De acordo com a empresa de cibersegurança, é a quinta vez em 2021 que o cavalo de Troia bancário assume a liderança do ranking global Top Malware. Constantemente atualizado, o programa malicioso tem se tornado mais flexível, sendo capaz de roubar credenciais financeiras, dados de contas e identificação pessoal, além de disseminar ransomware.

No Brasil, a situação é um pouco diferente, já que o malware mais usado no mês foi o XMRig, prevalecendo em 5,17% das campanhas maliciosas, conforme a Check Point. Líder mundial, o Trickbot ficou em segundo lugar no território nacional, seguindo pelo Tofsee.

Malwares mais usados no Brasil em outubro.Malwares mais usados no Brasil em outubro.Fonte:  Check Point Research/Divulgação 

O levantamento destaca ainda o retorno do botnet Emotet, responsável pela explosão de ataques de ransomware nos últimos três anos, e a entrada da “Apache HTTP Server Directory Traversal” na lista das 10 vulnerabilidades mais exploradas do mês. Neste último ranking, a liderança é da falha “Web Servers Malicious URL Directory Traversal”.

Principais malwares para celular

Em relação aos ataques que têm como alvo os dispositivos móveis, a pesquisa aponta o xHelper como o mais utilizado pelos cibercriminosos. Observado desde o início de 2019, o app Android malicioso é usado para baixar outras ferramentas danosas ao aparelho e exibir anúncios, tendo a capacidade de se reinstalar caso seja removido.

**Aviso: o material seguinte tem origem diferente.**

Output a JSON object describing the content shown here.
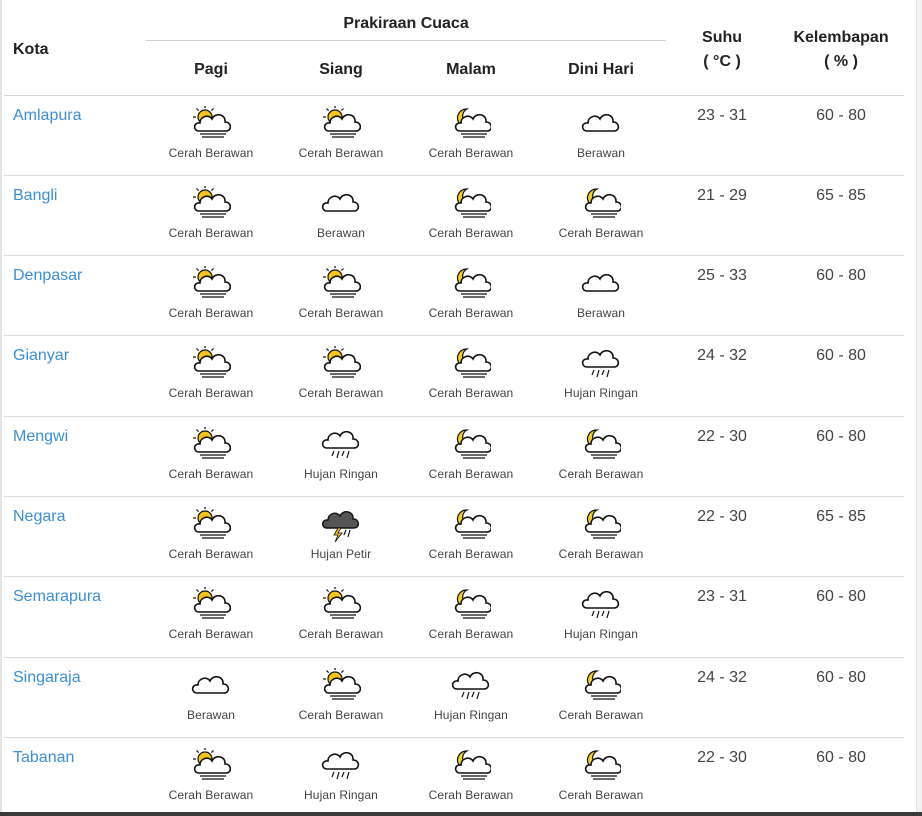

Outro malware móvel que aparece na lista é o AlienBot, destinado ao roubo de dados financeiros, podendo ainda controlar o aparelho infectado. Também foi mencionado o XLoader, igualmente usado na captura de informações bancárias.

A equipe por trás do Índice Global de Ameaças revelou ainda os setores mais atacados globalmente em outubro, com as áreas de educação e pesquisa na dianteira, seguidas por comunicações, governo e militar.